The Exercises.
I. The preliminary exercises serve principally to strengthen the arms and legs, and to increase their activity, to give the body a graceful carriage, to accustom it to labour, and thus prepare it for the other exercises.
II. Running for a length of time, and with celerity. If the pupil follows the prescribed rules, and is not deterred by a little fatigue in the first six lessons, he will soon be able to run three English miles in from twenty to twenty-five minutes. Some of Mr. V.’s pupils have been able to run for two hours incessantly, and without being much out of breath.
III. Leaping in distance and height, with and without a pole.

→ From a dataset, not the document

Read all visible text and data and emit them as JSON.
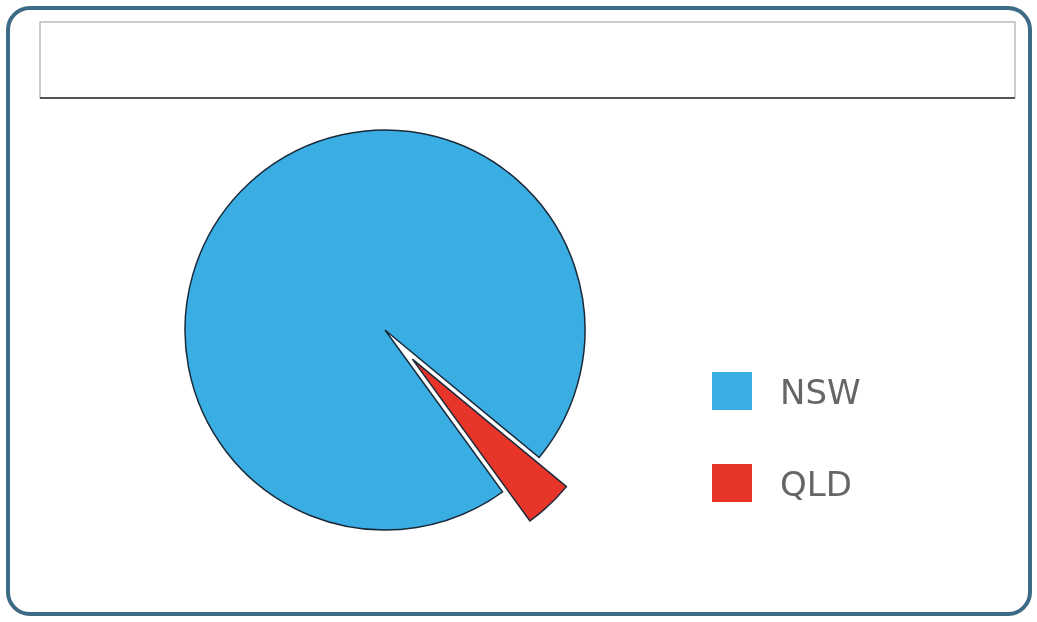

Every pupil will soon convince himself to what degree the strength of the arms, the energy of the muscles of the feet, and good carriage of the body, are increased by leaping, particularly with a pole. Almost every one learns in a short time to leap his own height, and some of the pupils have been able to leap ten or eleven feet high. It is equally easy to learn to leap horizontally over a space three times the length of the body; even four times that length has been attained.
IV. Climbing up masts, ropes, and ladders. Every pupil will soon learn to climb up a mast, rope, or ladder of twenty-four feet high; and after six months’ exercise, even of thirty-four or thirty-six feet. The use of this exercise is very great in strengthening the arms.
V. The exercises on the pole and parallel bars, serve in particular to expand the chest, to strengthen the muscles of the breast and small of the back, and to make the latter flexible. In a short time, every pupil will be enabled to perform exercises of which he could not have thought himself capable, provided that he do not deviate from the prescribed course and rules.
VI. Vaulting, which is considered one of the principal exercises for the increase of strength, activity, good carriage of the body, and courage, which employs and improves the powers of almost all parts of the body, and has hitherto always been taught as an art by itself, is brought to some perfection in three months.
VII. Fencing with the broad sword, throwing lances, wrestling, and many other exercises.
All these exercises so differ from one another, that generally those parts of the body which are employed in one, rest in another. Every lesson occupies from one hour and a half to two hours, its length depending on the degree of labour required for the exercises practised in it.